At 3.6%, the expected compound average growth rate in capacity for
the next five years is still higher than I would like to see. While
that figure is a big decline from the growth rate of past years, it
is still higher than a reasonable expectation for weighted average
GDP growth of the North American plus European Economic Community.
In other words, overcapacity is still getting worse.
My present valuation, with Royal's attainment of a deserved 6.5%
risk discount, is fair. I use consensus EPS estimates of $2.31 and
$3.06 for 2013 and 2014 respectively. But I do not use the $3.84
for 2015, because these estimates have an acceleration in revenue
growth from 5%-ish in 2014 to 9-10%, which includes high margined
onboard revenue, which I think is unwarranted. Using a $3.54 for
2015, I put together two next-12-months earnings-per-share
estimates of $2.66 and then $3.24. Using a 4.2% risk-free rate
(3.6% long Treasury plus 60bps to counter quantitative easing), my
model says that the stock at $43 is discounting an 8% five-year
growth rate, which is maybe 1-2% higher than what I might expect.

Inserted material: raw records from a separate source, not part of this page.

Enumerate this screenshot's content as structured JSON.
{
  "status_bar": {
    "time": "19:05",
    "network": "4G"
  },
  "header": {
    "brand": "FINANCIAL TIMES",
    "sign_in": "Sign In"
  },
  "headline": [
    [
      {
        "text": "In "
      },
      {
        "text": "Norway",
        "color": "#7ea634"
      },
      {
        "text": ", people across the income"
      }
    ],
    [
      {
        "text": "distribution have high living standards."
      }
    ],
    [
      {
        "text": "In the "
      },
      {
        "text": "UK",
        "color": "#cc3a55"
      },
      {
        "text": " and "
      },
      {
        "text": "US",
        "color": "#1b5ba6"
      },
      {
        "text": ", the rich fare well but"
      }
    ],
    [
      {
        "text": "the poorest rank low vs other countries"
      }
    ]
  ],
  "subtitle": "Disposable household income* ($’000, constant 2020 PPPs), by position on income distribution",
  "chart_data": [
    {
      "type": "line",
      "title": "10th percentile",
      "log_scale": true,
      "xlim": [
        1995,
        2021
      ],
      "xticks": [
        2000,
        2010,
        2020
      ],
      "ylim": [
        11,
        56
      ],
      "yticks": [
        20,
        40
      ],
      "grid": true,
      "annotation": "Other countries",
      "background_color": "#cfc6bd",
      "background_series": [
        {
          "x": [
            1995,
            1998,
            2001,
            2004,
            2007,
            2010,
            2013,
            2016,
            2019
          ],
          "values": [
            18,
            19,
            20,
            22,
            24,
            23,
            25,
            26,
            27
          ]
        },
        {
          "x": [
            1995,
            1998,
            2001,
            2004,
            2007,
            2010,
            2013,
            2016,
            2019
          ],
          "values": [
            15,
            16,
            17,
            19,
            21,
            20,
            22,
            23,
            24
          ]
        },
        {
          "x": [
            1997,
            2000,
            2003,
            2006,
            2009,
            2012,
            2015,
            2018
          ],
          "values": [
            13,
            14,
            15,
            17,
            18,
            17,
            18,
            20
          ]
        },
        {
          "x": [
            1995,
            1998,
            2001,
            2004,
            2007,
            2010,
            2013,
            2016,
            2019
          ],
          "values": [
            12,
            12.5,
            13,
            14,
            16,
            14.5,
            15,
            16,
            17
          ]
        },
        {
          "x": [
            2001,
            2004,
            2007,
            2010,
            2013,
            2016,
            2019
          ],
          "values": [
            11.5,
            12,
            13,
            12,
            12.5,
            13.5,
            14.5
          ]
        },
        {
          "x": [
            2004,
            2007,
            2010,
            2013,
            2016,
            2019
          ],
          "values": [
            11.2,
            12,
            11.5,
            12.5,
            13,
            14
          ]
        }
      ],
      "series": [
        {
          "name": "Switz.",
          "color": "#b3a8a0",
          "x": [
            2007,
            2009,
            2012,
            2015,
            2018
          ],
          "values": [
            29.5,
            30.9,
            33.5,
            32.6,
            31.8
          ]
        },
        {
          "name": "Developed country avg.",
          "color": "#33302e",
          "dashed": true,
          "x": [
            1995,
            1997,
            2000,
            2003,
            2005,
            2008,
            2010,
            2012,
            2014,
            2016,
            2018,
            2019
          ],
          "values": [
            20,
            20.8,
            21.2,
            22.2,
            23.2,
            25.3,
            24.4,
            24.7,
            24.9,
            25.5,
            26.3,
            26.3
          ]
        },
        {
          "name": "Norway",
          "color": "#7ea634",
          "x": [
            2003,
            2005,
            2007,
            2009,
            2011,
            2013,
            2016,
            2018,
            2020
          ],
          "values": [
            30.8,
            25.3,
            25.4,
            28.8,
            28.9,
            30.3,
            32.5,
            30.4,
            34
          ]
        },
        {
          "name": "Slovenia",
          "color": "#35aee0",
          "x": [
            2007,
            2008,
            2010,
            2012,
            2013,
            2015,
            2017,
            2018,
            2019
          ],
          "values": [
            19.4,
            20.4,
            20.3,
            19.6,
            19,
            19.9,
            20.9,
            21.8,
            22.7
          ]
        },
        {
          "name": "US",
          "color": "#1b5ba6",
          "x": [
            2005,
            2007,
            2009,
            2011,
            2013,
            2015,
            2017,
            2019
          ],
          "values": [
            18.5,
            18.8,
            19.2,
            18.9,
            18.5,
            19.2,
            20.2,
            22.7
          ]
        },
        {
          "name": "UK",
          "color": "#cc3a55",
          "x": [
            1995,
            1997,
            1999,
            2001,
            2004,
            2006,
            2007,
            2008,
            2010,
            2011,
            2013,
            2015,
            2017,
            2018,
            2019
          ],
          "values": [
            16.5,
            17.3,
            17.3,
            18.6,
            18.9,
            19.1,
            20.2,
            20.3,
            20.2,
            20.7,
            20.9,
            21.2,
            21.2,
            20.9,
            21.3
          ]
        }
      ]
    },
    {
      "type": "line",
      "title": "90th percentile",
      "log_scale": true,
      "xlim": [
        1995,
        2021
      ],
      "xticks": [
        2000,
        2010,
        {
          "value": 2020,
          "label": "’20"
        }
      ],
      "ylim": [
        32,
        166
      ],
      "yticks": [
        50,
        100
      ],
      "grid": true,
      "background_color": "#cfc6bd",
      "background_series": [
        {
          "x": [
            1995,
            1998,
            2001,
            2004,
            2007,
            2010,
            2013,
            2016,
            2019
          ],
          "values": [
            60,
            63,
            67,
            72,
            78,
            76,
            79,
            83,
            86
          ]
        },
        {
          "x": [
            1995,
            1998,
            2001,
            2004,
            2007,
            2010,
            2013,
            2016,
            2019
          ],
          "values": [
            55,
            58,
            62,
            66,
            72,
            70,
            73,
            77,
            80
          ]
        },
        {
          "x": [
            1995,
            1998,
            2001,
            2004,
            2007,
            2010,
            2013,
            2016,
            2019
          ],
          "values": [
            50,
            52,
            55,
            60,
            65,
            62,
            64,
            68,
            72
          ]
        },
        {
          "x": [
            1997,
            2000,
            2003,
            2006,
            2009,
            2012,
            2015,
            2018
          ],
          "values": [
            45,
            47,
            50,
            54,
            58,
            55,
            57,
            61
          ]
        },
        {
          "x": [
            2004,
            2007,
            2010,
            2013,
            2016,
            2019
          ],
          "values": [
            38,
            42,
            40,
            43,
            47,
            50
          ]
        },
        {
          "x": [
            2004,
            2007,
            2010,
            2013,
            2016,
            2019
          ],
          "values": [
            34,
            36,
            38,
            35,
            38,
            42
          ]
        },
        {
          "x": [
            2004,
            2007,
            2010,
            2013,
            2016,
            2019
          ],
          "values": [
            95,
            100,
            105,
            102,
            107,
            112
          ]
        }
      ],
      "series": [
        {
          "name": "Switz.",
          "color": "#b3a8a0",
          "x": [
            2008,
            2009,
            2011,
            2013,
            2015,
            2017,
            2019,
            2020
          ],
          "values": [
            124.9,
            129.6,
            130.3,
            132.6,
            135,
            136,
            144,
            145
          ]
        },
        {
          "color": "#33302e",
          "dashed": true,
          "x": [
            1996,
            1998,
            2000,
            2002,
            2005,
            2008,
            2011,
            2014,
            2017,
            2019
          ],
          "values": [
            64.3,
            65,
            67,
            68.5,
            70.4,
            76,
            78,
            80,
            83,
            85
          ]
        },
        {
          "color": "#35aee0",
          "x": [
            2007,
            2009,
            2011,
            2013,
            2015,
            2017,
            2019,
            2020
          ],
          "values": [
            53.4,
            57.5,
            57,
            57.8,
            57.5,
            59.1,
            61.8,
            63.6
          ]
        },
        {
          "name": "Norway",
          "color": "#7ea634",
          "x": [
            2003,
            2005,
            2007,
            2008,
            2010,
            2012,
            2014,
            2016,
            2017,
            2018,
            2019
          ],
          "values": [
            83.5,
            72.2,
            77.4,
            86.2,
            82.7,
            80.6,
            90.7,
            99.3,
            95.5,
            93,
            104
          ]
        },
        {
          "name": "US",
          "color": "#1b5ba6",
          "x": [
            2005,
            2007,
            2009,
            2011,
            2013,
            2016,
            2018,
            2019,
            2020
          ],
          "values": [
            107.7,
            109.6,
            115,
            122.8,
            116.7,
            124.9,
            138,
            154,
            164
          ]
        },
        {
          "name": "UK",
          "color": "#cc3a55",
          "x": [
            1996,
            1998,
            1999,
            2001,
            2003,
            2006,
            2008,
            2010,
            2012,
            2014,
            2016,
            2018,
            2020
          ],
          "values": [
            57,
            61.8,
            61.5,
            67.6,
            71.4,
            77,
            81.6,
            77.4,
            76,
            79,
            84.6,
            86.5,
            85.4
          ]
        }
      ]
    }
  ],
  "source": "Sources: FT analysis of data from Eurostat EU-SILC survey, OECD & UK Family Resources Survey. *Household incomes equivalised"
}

One more consideration, albeit one for the future: I am beginning
to wonder if the industry is on a bit of a treadmill as newer,
bigger ships are added to the fleets. I realize that they are more
profitable from a margin standpoint, but I wonder whether part of
their margin increase comes from customer demand, as they are
willing to pay a premium for the biggest and latest. What would
happen to margins if capacity growth grew at zero? Profitability
would obviously go up, but I wonder if enough passengers currently
going out on the biggest ships would choose to go elsewhere, so
that the leverage would not be up to expectations.
I have also had other non-economic concerns about the largest
ships. As I was writing this I noticed a
New York Times
article from October 27, 2013 entitled "
Too Big to Sail? Cruise Ships Face Scrutiny
" by Jad Mouawad. It is interesting reading, though it will not
affect an investment in a cruise line -- until it does.